Tout comme avec After Anna, Killing Kate a réussi à me séduire. J’ai vraiment adoré suivre Kate et j’ai souvent frémis avec elle. Je dois aussi avouer qu’elle m’a aussi agacée… Elle a un petit côté nombriliste qui m’a donnée envie de la secouer. Mais dans l’ensemble c’est une femme actuelle, indépendante et forte, et pas dit que j’aurais réussi à gérer la situation comme elle l’a fait.
L’intrigue est très bien menée.
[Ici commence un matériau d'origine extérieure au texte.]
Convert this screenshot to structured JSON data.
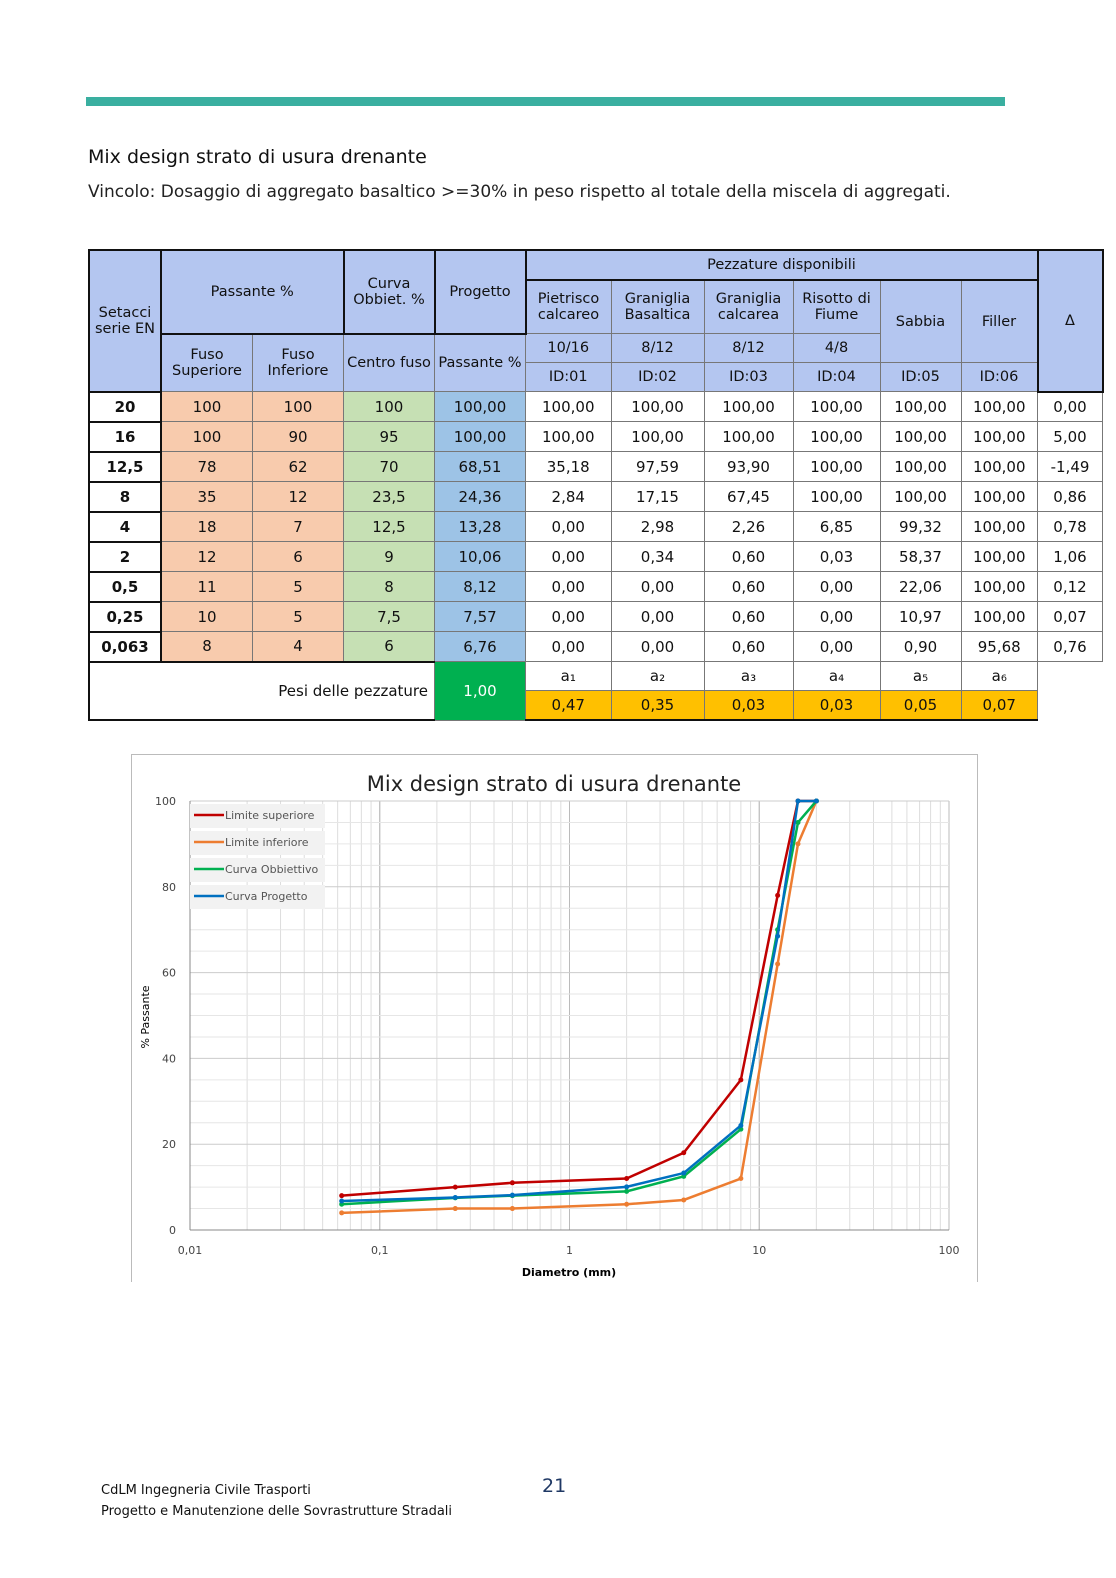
{
  "title": "Mix design strato di usura drenante",
  "constraint": "Vincolo: Dosaggio di aggregato basaltico >=30% in peso rispetto al totale della miscela di aggregati.",
  "table": {
    "h_setacci": "Setacci serie EN",
    "h_passante": "Passante %",
    "h_curva": "Curva Obbiet. %",
    "h_progetto": "Progetto",
    "h_pezzature": "Pezzature disponibili",
    "h_fuso_sup": "Fuso Superiore",
    "h_fuso_inf": "Fuso Inferiore",
    "h_centro": "Centro fuso",
    "h_pass": "Passante %",
    "h_delta": "Δ",
    "materials": [
      {
        "name": "Pietrisco calcareo",
        "size": "10/16",
        "id": "ID:01"
      },
      {
        "name": "Graniglia Basaltica",
        "size": "8/12",
        "id": "ID:02"
      },
      {
        "name": "Graniglia calcarea",
        "size": "8/12",
        "id": "ID:03"
      },
      {
        "name": "Risotto di Fiume",
        "size": "4/8",
        "id": "ID:04"
      },
      {
        "name": "Sabbia",
        "size": "",
        "id": "ID:05"
      },
      {
        "name": "Filler",
        "size": "",
        "id": "ID:06"
      }
    ],
    "rows": [
      [
        "20",
        "100",
        "100",
        "100",
        "100,00",
        "100,00",
        "100,00",
        "100,00",
        "100,00",
        "100,00",
        "100,00",
        "0,00"
      ],
      [
        "16",
        "100",
        "90",
        "95",
        "100,00",
        "100,00",
        "100,00",
        "100,00",
        "100,00",
        "100,00",
        "100,00",
        "5,00"
      ],
      [
        "12,5",
        "78",
        "62",
        "70",
        "68,51",
        "35,18",
        "97,59",
        "93,90",
        "100,00",
        "100,00",
        "100,00",
        "-1,49"
      ],
      [
        "8",
        "35",
        "12",
        "23,5",
        "24,36",
        "2,84",
        "17,15",
        "67,45",
        "100,00",
        "100,00",
        "100,00",
        "0,86"
      ],
      [
        "4",
        "18",
        "7",
        "12,5",
        "13,28",
        "0,00",
        "2,98",
        "2,26",
        "6,85",
        "99,32",
        "100,00",
        "0,78"
      ],
      [
        "2",
        "12",
        "6",
        "9",
        "10,06",
        "0,00",
        "0,34",
        "0,60",
        "0,03",
        "58,37",
        "100,00",
        "1,06"
      ],
      [
        "0,5",
        "11",
        "5",
        "8",
        "8,12",
        "0,00",
        "0,00",
        "0,60",
        "0,00",
        "22,06",
        "100,00",
        "0,12"
      ],
      [
        "0,25",
        "10",
        "5",
        "7,5",
        "7,57",
        "0,00",
        "0,00",
        "0,60",
        "0,00",
        "10,97",
        "100,00",
        "0,07"
      ],
      [
        "0,063",
        "8",
        "4",
        "6",
        "6,76",
        "0,00",
        "0,00",
        "0,60",
        "0,00",
        "0,90",
        "95,68",
        "0,76"
      ]
    ],
    "weights_label": "Pesi delle pezzature",
    "weights_sum": "1,00",
    "weight_names": [
      "a₁",
      "a₂",
      "a₃",
      "a₄",
      "a₅",
      "a₆"
    ],
    "weights": [
      "0,47",
      "0,35",
      "0,03",
      "0,03",
      "0,05",
      "0,07"
    ]
  },
  "chart_data": {
    "type": "line",
    "title": "Mix design strato di usura drenante",
    "xlabel": "Diametro (mm)",
    "ylabel": "% Passante",
    "xscale": "log",
    "xlim": [
      0.01,
      100
    ],
    "ylim": [
      0,
      100
    ],
    "xticks": [
      "0,01",
      "0,1",
      "1",
      "10",
      "100"
    ],
    "yticks": [
      "0",
      "20",
      "40",
      "60",
      "80",
      "100"
    ],
    "legend": "top-left",
    "x": [
      20,
      16,
      12.5,
      8,
      4,
      2,
      0.5,
      0.25,
      0.063
    ],
    "series": [
      {
        "name": "Limite superiore",
        "color": "#c00000",
        "values": [
          100,
          100,
          78,
          35,
          18,
          12,
          11,
          10,
          8
        ]
      },
      {
        "name": "Limite inferiore",
        "color": "#ed7d31",
        "values": [
          100,
          90,
          62,
          12,
          7,
          6,
          5,
          5,
          4
        ]
      },
      {
        "name": "Curva Obbiettivo",
        "color": "#00b050",
        "values": [
          100,
          95,
          70,
          23.5,
          12.5,
          9,
          8,
          7.5,
          6
        ]
      },
      {
        "name": "Curva Progetto",
        "color": "#0070c0",
        "values": [
          100,
          100,
          68.51,
          24.36,
          13.28,
          10.06,
          8.12,
          7.57,
          6.76
        ]
      }
    ]
  },
  "footer": {
    "line1": "CdLM Ingegneria Civile Trasporti",
    "line2": "Progetto e Manutenzione delle Sovrastrutture Stradali",
    "page": "21"
  }
}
L’auteur distillant le doute en nous faisant douter sur pas mal de suspects.  Et même en ayant « le bon suspect » je ne pouvais pas imaginer une intrigue aussi alambiquée ! Je ne sais pas où il va chercher tout ça mais ça fait frémir.
Ce qui fait un peu froid dans le dos également c’est que l’histoire ce passe en Angleterre et que ce n’est pas si loin que ça finalement,contrairement aux grandes étendues des États-Unis qui paraissent toujours exotiques et surtout très lointaine.
J’ai relevé également quelques maladresses pour coller à l’histoire mais rien de bien gênant. Dans l’ensemble c’est un très bon roman policier avec lequel j’ai passé un excellent moment lecture.

Je remercie J’ai lu pour cette lecture.

S.T.A.G.S. tome 1 – Partie de chasse – M. A. Bennett

♦ Éditeur : Bayard
♦ Nombre de pages : 379
♦ Date de parution :  21 novembre 2018
♦ Prix : 17,90€
Achat: Amazon

Résumé : Meurtrière. Mais sans avoir l’intention de tuer.
J’ai donc des circonstances atténuantes.
Et avant que vous ne perdiez toute compassion, je n’ai pas donné la mort de mes propres mains. Nous étions en groupe. Comme dans une chasse à courre.
D’abord, je dois vous parler de mon lycée. Tout part de là. STAGS est la plus vieille école d’Angleterre. La partie la plus ancienne date de 683…
Et puis, bien sûr, il y a Henry de Warlencourt.
Vous avez peut-être entendu parler de lui sur le Net ? Ou alors vous avez vu sa photo aux infos ? Personne n’aurait pu imaginer quel monstre il était.
Moi non plus.
Jusqu’à ce que je reçoive l’Invitation…

Mon avis : Le résumé m’a intrigué, l’atmosphère avec quelques mots avait déjà l’air très pesante et j’ai eu envie d’en savoir plus.

Greer est boursière dans une école privée très guindée dans laquelle a du mal à se faire des amis. Mais tout pourrait changer après la réception de cette mystérieuse invitation à une partie de chasse.

Je me suis assez vite laissée porter par l’histoire de Greer (même si je dois avouer que j’ai eu du mal avec son prénom – je ne sais d’ailleurs toujours pas comment cela se prononce). C’est un personnage simple, actuel auquel on s’attache vite. Son (début) d’histoire est plutôt classique, mais c’est ensuite que cela devient assez fou !
L’école est vraiment glauque, je pense que j’aurais eu beaucoup de mal à m’y faire, mais avec un petit effort, je m’y serais habituée. Par contre, j’aurais eu beaucoup plus de mal avec les autres élèves. J’ai beaucoup de mal avec le genre ados hautains et suffisants grâce à l’argent de papa-maman. J’ai admiré la patience de Greer.
Pour ce qui est de l’histoire elle est très oppressante. Rien n’est vraiment étonnant, on s’attend à tout ce qui arrive à Greer et ses futurs amis, mais ce qui est marquant c’est l’ambiance décrite par l’auteure. On navigue toujours avec un degrés de malaise plus ou moins important.
J’ai toutefois été un peu déçue par la fin de l’histoire que j’avais vu venir… Je l’ai donc trouvé un peu facile. Heureusement tout cela a été rattrapé par les toutes dernières pages qui mènent au tome suivant que j’ai hâte de découvrir.

Je remercie Bayard pour cette lecture.